Most importantly, I will finally be living in the same zip code as my fiancé. No more Sunday Blues, having to reacquaint and leave every few days. No more squeezing quality time in with weekend chores, house duties, errands, social time with friends, etc. No more $250/mo. gas bills. Words simply cannot express how happy I am that this part of my life has come to an end. There were times when I sincerely thought that my heart would break if I had to leave her one more time.

I will most likely be living with either her sister or parents…living out of a suitcase with just my laptop, server and headphones. I don’t need too much, and the wedding (and thus moving in together) is only a few months away.

I think what intimidates me the most is all of the “little details” that accompany a move. The older I get, the more the paper trail seems to lengthen. Investment companies, insurance companies, banks, credit cards, internet registration, cell phone service, drivers license, car registration, magazine subscriptions, and on and on…they all have to change.

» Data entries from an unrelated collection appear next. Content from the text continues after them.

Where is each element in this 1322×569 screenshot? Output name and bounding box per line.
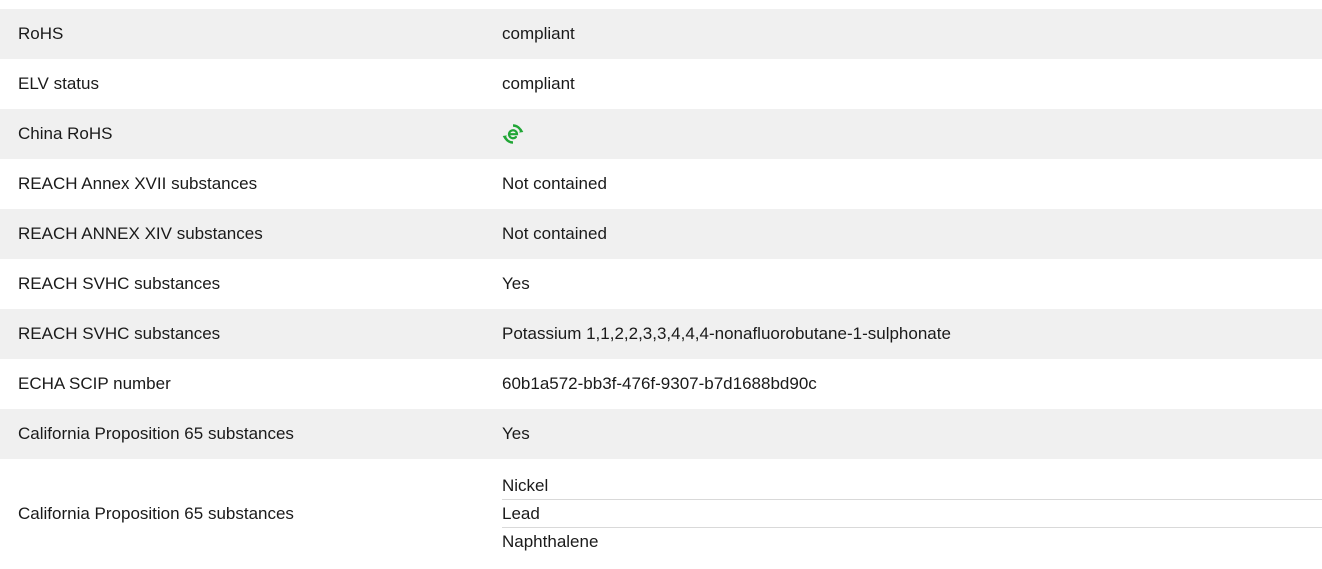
table-row-prop65-substances: California Proposition 65 substances Nic… bbox=[0, 459, 1322, 569]
row-value: Not contained bbox=[502, 224, 607, 243]
row-label: California Proposition 65 substances bbox=[18, 424, 294, 443]
row-value: Yes bbox=[502, 424, 530, 443]
substance-list: Nickel Lead Naphthalene bbox=[502, 472, 1322, 556]
row-value: Potassium 1,1,2,2,3,3,4,4,4-nonafluorobu… bbox=[502, 324, 951, 343]
row-label: REACH Annex XVII substances bbox=[18, 174, 258, 193]
row-label: China RoHS bbox=[18, 124, 113, 143]
row-label: REACH ANNEX XIV substances bbox=[18, 224, 263, 243]
row-label: California Proposition 65 substances bbox=[18, 504, 294, 523]
table-row-reach-svhc-substance: REACH SVHC substances Potassium 1,1,2,2,… bbox=[0, 309, 1322, 359]
table-row-elv-status: ELV status compliant bbox=[0, 59, 1322, 109]
table-row-reach-svhc: REACH SVHC substances Yes bbox=[0, 259, 1322, 309]
list-item: Lead bbox=[502, 500, 1322, 528]
list-item: Nickel bbox=[502, 472, 1322, 500]
row-label: RoHS bbox=[18, 24, 64, 43]
compliance-table: RoHS compliant ELV status compliant Chin… bbox=[0, 9, 1322, 569]
row-label: REACH SVHC substances bbox=[18, 324, 221, 343]
row-label: ECHA SCIP number bbox=[18, 374, 171, 393]
list-item: Naphthalene bbox=[502, 532, 599, 551]
row-value: compliant bbox=[502, 24, 575, 43]
table-row-rohs: RoHS compliant bbox=[0, 9, 1322, 59]
row-value: Yes bbox=[502, 274, 530, 293]
row-value: Not contained bbox=[502, 174, 607, 193]
table-row-echa-scip-number: ECHA SCIP number 60b1a572-bb3f-476f-9307… bbox=[0, 359, 1322, 409]
row-label: REACH SVHC substances bbox=[18, 274, 221, 293]
row-value bbox=[502, 123, 1322, 145]
table-row-reach-annex-xiv: REACH ANNEX XIV substances Not contained bbox=[0, 209, 1322, 259]
table-row-prop65: California Proposition 65 substances Yes bbox=[0, 409, 1322, 459]
table-row-reach-annex-xvii: REACH Annex XVII substances Not containe… bbox=[0, 159, 1322, 209]
row-value: compliant bbox=[502, 74, 575, 93]
row-value: 60b1a572-bb3f-476f-9307-b7d1688bd90c bbox=[502, 374, 817, 393]
china-rohs-eco-icon bbox=[502, 123, 524, 145]
row-label: ELV status bbox=[18, 74, 99, 93]
table-row-china-rohs: China RoHS bbox=[0, 109, 1322, 159]
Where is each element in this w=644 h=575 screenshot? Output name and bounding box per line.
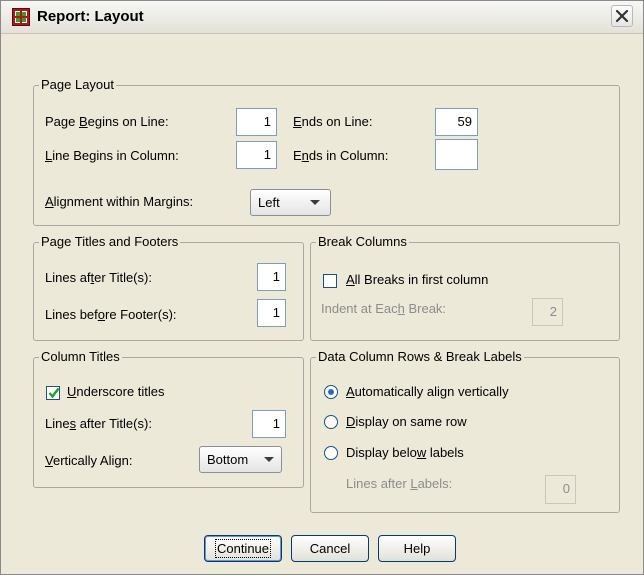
- ends-on-line-label: Ends on Line:: [293, 114, 373, 129]
- col-lines-after-title-input[interactable]: 1: [252, 410, 286, 438]
- alignment-dropdown[interactable]: Left: [250, 189, 331, 216]
- lines-after-title-input[interactable]: 1: [257, 263, 286, 291]
- page-begins-label: Page Begins on Line:: [45, 114, 169, 129]
- underscore-titles-label[interactable]: Underscore titles: [67, 384, 165, 400]
- vertically-align-label: Vertically Align:: [45, 453, 133, 468]
- cancel-button[interactable]: Cancel: [291, 535, 369, 562]
- lines-before-footer-label: Lines before Footer(s):: [45, 307, 177, 322]
- all-breaks-checkbox[interactable]: [323, 274, 337, 288]
- auto-align-label[interactable]: Automatically align vertically: [346, 384, 509, 400]
- continue-label: Continue: [214, 539, 272, 558]
- alignment-label: Alignment within Margins:: [45, 194, 194, 209]
- column-titles-legend: Column Titles: [39, 349, 122, 365]
- lines-after-title-label: Lines after Title(s):: [45, 270, 152, 285]
- close-icon: [615, 9, 629, 23]
- vertically-align-value: Bottom: [207, 452, 249, 467]
- chevron-down-icon: [310, 200, 320, 205]
- radio-below-labels[interactable]: [324, 446, 338, 460]
- continue-button[interactable]: Continue: [204, 535, 282, 562]
- close-button[interactable]: [611, 5, 633, 27]
- line-begins-label: Line Begins in Column:: [45, 148, 179, 163]
- underscore-titles-checkbox[interactable]: [46, 386, 60, 400]
- indent-break-label: Indent at Each Break:: [321, 301, 447, 316]
- line-begins-input[interactable]: 1: [236, 141, 277, 169]
- ends-on-line-input[interactable]: 59: [435, 108, 478, 136]
- help-button[interactable]: Help: [378, 535, 456, 562]
- lines-after-labels-label: Lines after Labels:: [346, 476, 453, 491]
- ends-in-column-label: Ends in Column:: [293, 148, 389, 163]
- report-layout-dialog: Report: Layout Page Layout Page Begins o…: [0, 0, 644, 575]
- radio-selected-dot: [328, 389, 334, 395]
- break-columns-legend: Break Columns: [316, 234, 409, 250]
- title-bar[interactable]: Report: Layout: [1, 1, 643, 34]
- indent-break-input[interactable]: 2: [532, 298, 563, 326]
- all-breaks-label[interactable]: All Breaks in first column: [346, 272, 488, 288]
- window-title: Report: Layout: [37, 8, 144, 25]
- page-begins-input[interactable]: 1: [236, 108, 277, 136]
- page-layout-legend: Page Layout: [39, 77, 117, 93]
- col-lines-after-title-label: Lines after Title(s):: [45, 416, 152, 431]
- ends-in-column-input[interactable]: [435, 139, 478, 170]
- vertically-align-dropdown[interactable]: Bottom: [199, 446, 282, 473]
- data-rows-legend: Data Column Rows & Break Labels: [316, 349, 524, 365]
- radio-same-row[interactable]: [324, 415, 338, 429]
- spss-report-icon: [12, 8, 30, 26]
- lines-before-footer-input[interactable]: 1: [257, 299, 286, 327]
- same-row-label[interactable]: Display on same row: [346, 414, 467, 430]
- chevron-down-icon: [264, 457, 274, 462]
- checkmark-icon: [48, 387, 60, 399]
- alignment-value: Left: [258, 195, 280, 210]
- radio-auto-align[interactable]: [324, 385, 338, 399]
- break-columns-group: Break Columns: [310, 234, 620, 341]
- titles-footers-legend: Page Titles and Footers: [39, 234, 181, 250]
- lines-after-labels-input[interactable]: 0: [545, 475, 576, 504]
- below-labels-label[interactable]: Display below labels: [346, 445, 464, 461]
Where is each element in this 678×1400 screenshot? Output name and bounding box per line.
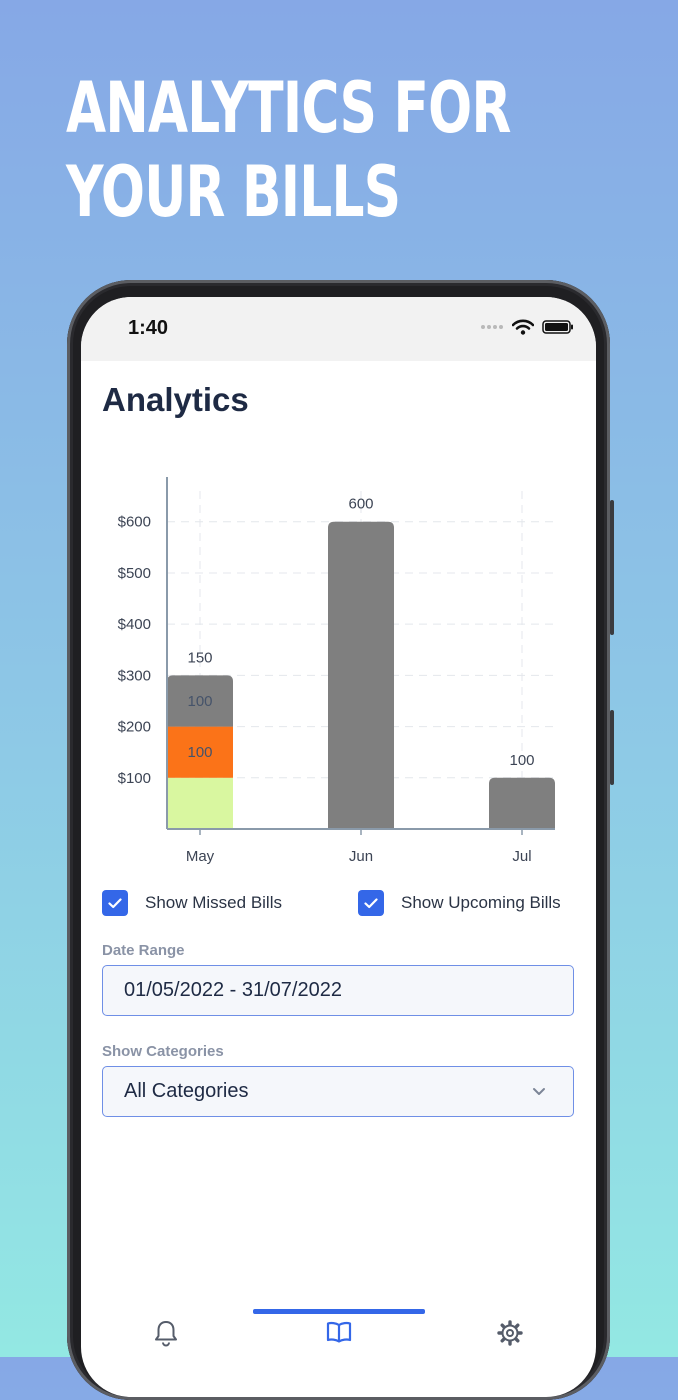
status-time: 1:40: [128, 317, 169, 339]
tab-settings[interactable]: [496, 1319, 524, 1352]
x-tick-label: May: [186, 848, 215, 865]
phone-frame: 1:40 Analytics $100 $200 $300 $400 $500 …: [67, 280, 614, 1400]
bar-total-label: 100: [509, 752, 534, 769]
signal-dots-icon: [481, 325, 503, 329]
categories-label: Show Categories: [102, 1043, 224, 1060]
analytics-bar-chart: $100 $200 $300 $400 $500 $600 150 May 600 Jun 100 J…: [118, 477, 555, 865]
gear-icon: [497, 1320, 523, 1346]
y-tick-label: $200: [118, 719, 151, 736]
phone-side-button: [610, 710, 614, 785]
date-range-value: 01/05/2022 - 31/07/2022: [124, 979, 342, 1001]
upcoming-bills-checkbox[interactable]: [358, 890, 384, 916]
bar-total-label: 600: [348, 496, 373, 513]
active-tab-indicator: [253, 1309, 425, 1314]
y-tick-label: $100: [118, 770, 151, 787]
bar-segment-label: 100: [187, 693, 212, 710]
bar-segment-label: 100: [187, 744, 212, 761]
promo-headline-line2: YOUR BILLS: [66, 151, 401, 233]
battery-icon: [542, 320, 573, 334]
checkmark-icon: [108, 897, 122, 908]
checkmark-icon: [364, 897, 378, 908]
y-tick-label: $400: [118, 616, 151, 633]
promo-headline-line1: ANALYTICS FOR: [66, 67, 511, 149]
wifi-icon: [512, 319, 534, 335]
show-missed-bills-toggle[interactable]: Show Missed Bills: [102, 890, 282, 916]
categories-value: All Categories: [124, 1080, 249, 1102]
bar-segment: [489, 777, 555, 829]
bar-segment: [167, 777, 233, 829]
upcoming-bills-label: Show Upcoming Bills: [401, 893, 561, 912]
bar-total-label: 150: [187, 649, 212, 666]
app-screen: 1:40 Analytics $100 $200 $300 $400 $500 …: [81, 297, 596, 1397]
chevron-down-icon: [533, 1088, 545, 1095]
status-bar: 1:40: [81, 297, 596, 361]
book-icon: [326, 1321, 352, 1343]
x-tick-label: Jul: [512, 848, 531, 865]
tab-analytics[interactable]: [325, 1319, 353, 1350]
y-tick-label: $300: [118, 667, 151, 684]
page-title: Analytics: [102, 381, 249, 418]
y-tick-label: $600: [118, 514, 151, 531]
categories-select[interactable]: All Categories: [102, 1066, 574, 1117]
show-upcoming-bills-toggle[interactable]: Show Upcoming Bills: [358, 890, 561, 916]
status-icons: [480, 319, 574, 335]
tab-notifications[interactable]: [153, 1319, 179, 1352]
missed-bills-label: Show Missed Bills: [145, 893, 282, 912]
missed-bills-checkbox[interactable]: [102, 890, 128, 916]
bell-icon: [155, 1321, 177, 1347]
date-range-input[interactable]: 01/05/2022 - 31/07/2022: [102, 965, 574, 1016]
y-tick-label: $500: [118, 565, 151, 582]
date-range-label: Date Range: [102, 942, 185, 959]
bar-segment: [328, 521, 394, 829]
phone-side-button: [610, 500, 614, 635]
promo-headline: ANALYTICS FOR YOUR BILLS: [66, 66, 511, 234]
x-tick-label: Jun: [349, 848, 373, 865]
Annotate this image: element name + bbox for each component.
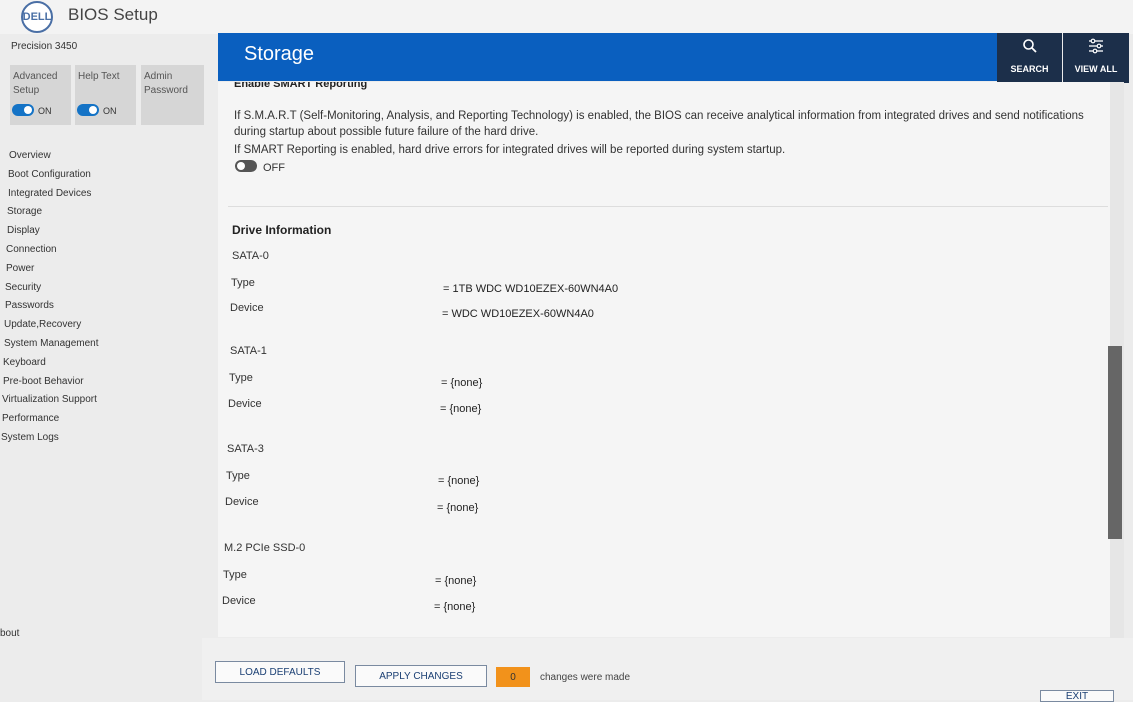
changes-count-badge: 0 xyxy=(496,667,530,687)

And in order to get just one done, a million smaller steps are required. I’m speechless at how much is involved with moving (and to another state, no less).

So this summer will see a definite change in my life. First time I’ve left a company, second job out of college, first time moving out of Ohio, first job in a downtown area. I embrace all the newness and uncertainty that the coming months bring.

Though that doesn’t mean I’m not just a teeny bit terrified.



Comments

if you weren't just a tad bit scared, i'd be worried. everything'll be just fine. really. times like these (when things are beautifully disrupted) can be few and far between. and, to quote one of the most lovely men alive (brad pitt in his recent gq article), 'embrace the messiness of life...' :) congrats!